As guerras deixam marcas profundas nas pessoas e nas sociedades. No caso do Iraque, os cristãos experimentaram medo, insegurança, rejeição e até mesmo a morte, mas a vivência profunda da fé os manteve firmes e agarrados à mão do Deus da vida.

Como esperam a chegada do Papa?

Questionado sobre a visita do Papa Francisco, em viagem apostólica que começa na sexta-feira, 5 de março, o sacerdote disse que “o povo do Iraque lhe dará uma calorosa acolhida, porque estará realizado um sonho tão esperado por pelo menos 20 anos. O povo está feliz e entusiasmado. Estão esperando o Papa de braços abertos, não apenas os cristãos, mas também as pessoas de outras religiões. Todas as medidas de segurança possíveis estão sendo tomadas porque é a primeira vez que um Papa visita o Iraque: a terra de nosso pai, Abraão, e a terra do profeta Jonas”, disse ainda Pe. Naim.

Francisco no Iraque e Oriente Médio

A visita de Francisco assume um significado especial, salientou o padre iraquiano, porque “o Santo Padre tem um lugar especial no coração dos cristãos, na Igreja Oriental. O Papa está vindo para o Iraque e para o Oriente Médio. Isso significa que virá visitar os cristãos e povos que vivem em estado de dúvida e de medo e que passaram por momentos difíceis por causa das guerras. Agora, eles receberão o seu apoio e incentivo”.

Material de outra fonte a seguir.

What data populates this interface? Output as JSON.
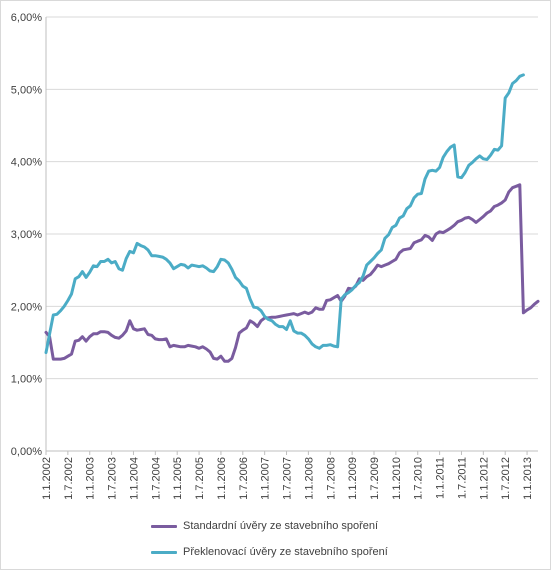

“O Papa vai trazer consigo a esperança de melhorar a liberdade religiosa no país”, disse o sacerdote, que acrescentou: “esta visita é uma peregrinação na qual encontramos uma mensagem de irmandade e fraternidade. Encontramos isso na última carta, Fratelli tutti, que tem um significado não só para os cristãos, mas para todas as pessoas nestes países. Parar com as guerras, com as dificuldades e com a morte. Devemos gerar paz, confiança, estabilidade e solidariedade humana. Esperamos muito do Santo Padre. Esta visita será um momento poderoso para que ele revele a verdade. Para mim, é um ato muito corajoso que dá esperança, especialmente nestes tempos difíceis que todos estamos vivendo”.

A visita também será um encontro entre religiões, disse o Pe. Naim, porque o Papa vai viajar à cidade de Najaf, ao sul da capital, Bagdá, para se encontrar com Grão Aiatolá Ali al Sistani, a máxima autoridade muçulmana xiita do país. É importante lembrar que cerca de 75% dos muçulmanos iraquianos são xiitas. Nesse contexto, o religioso afirmou: “será uma oportunidade de estender a mensagem da Fratelli tutti nesta parte do mundo muçulmano, porque às vezes pensamos que o Papa Francisco é somente para os cristãos, mas o Papa é para o mundo inteiro, para todas as pessoas, porque somos todos irmãos”.

O Iraque que aguarda o Papa

O Pe. Naim, então, concluiu a entrevista lembrando que o Iraque é “um país que está em guerra há muitos anos. A visita é considerada uma indicação da importância do Iraque em nível internacional, apesar de tudo que sofreu e continua sofrendo. Esta visita é uma etapa importante para conter o extremismo e aqueles que o apoiam. É como nos dar uma nova vida, nova coragem, vão em frente, não tenham medo, vamos todos juntos levantar este país novamente, vão em frente, coragem”.